【アプリで出会った“写真詐欺のプロ”】それでも、楽しかった。
マッチングアプリを始めて少し経った頃、僕はある女性とマッチした。
写真はすごく可愛くて、雰囲気もやわらかくて、「こういう人と出会いたかった!」って思った。
メッセージのやり取りも楽しくて、笑いのツボが合う感じ。
数日後、「よかったらご飯でも行きませんか?」という流れになった。
正直、少し浮かれてた。
当日。待ち合わせ場所に着くと、ひとりの女性が手を振ってくれた。
でも、一瞬わからなかった。
写真と全然違う…というか、**“別人”ではないけど“別モード”**だった。
写真の彼女は“柔らかい光の中の女神”みたいな雰囲気。
実際の彼女は、素朴で、ちょっと人見知りそうな普通の女性。
最初は正直、少し戸惑った。
でも「せっかくだし、普通に話してみよう」と思って、ランチへ行った。
話してみると、すごく気の使える人だった。
僕が話を詰まらせると「わかる〜」って笑ってくれたり、店員さんにも丁寧にお礼を言ったり。
写真の印象とは違ったけど、“人としてちゃんとしてる”感じがして、むしろ好感が持てた。

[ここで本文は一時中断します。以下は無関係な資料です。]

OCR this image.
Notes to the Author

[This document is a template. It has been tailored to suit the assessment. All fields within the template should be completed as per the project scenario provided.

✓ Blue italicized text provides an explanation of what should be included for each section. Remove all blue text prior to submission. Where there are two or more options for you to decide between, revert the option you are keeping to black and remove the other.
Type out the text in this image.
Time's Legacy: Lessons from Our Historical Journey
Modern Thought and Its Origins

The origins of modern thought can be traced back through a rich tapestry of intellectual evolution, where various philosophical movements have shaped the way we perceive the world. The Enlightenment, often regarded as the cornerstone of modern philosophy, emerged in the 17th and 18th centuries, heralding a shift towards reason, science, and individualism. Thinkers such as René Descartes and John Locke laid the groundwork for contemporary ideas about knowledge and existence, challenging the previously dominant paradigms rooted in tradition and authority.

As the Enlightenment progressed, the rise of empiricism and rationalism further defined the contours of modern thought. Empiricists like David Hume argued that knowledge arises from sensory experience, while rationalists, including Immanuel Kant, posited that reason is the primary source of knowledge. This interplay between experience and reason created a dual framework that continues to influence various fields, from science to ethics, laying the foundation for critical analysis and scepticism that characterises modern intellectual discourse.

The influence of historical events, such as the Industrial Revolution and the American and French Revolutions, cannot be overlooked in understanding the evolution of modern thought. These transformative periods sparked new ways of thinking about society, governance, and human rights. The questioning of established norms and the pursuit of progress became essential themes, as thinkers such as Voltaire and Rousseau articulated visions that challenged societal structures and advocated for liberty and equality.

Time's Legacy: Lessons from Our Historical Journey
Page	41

デートの帰り道、「写真とちょっと違うと思ったでしょ?」と彼女が笑いながら言った。
僕が言葉に詰まると、「よく言われるの。でも盛るのが楽しくて、つい(笑)」と正直に話してくれた。
なんかその瞬間、妙に好きになりかけた。
正直に言えるって、けっこう勇気いることだと思う。
結局、その後は続かなかったけど、
帰りの電車で思ったのは「写真詐欺って、悪意の問題じゃないな」ってこと。
誰だって、少しでもよく見せたくて写真を選ぶ。
僕だって、あの“奇跡の1枚”をずっと使ってた。
マッチングアプリって、結局は“期待と現実”の中で人と出会う場所。
でもそのギャップも含めて、ちゃんと向き合えば意外と楽しい。
彼女の笑顔は、写真より少し不器用だったけど、
あの日見たその笑顔のほうが、ずっと本物だった気がする。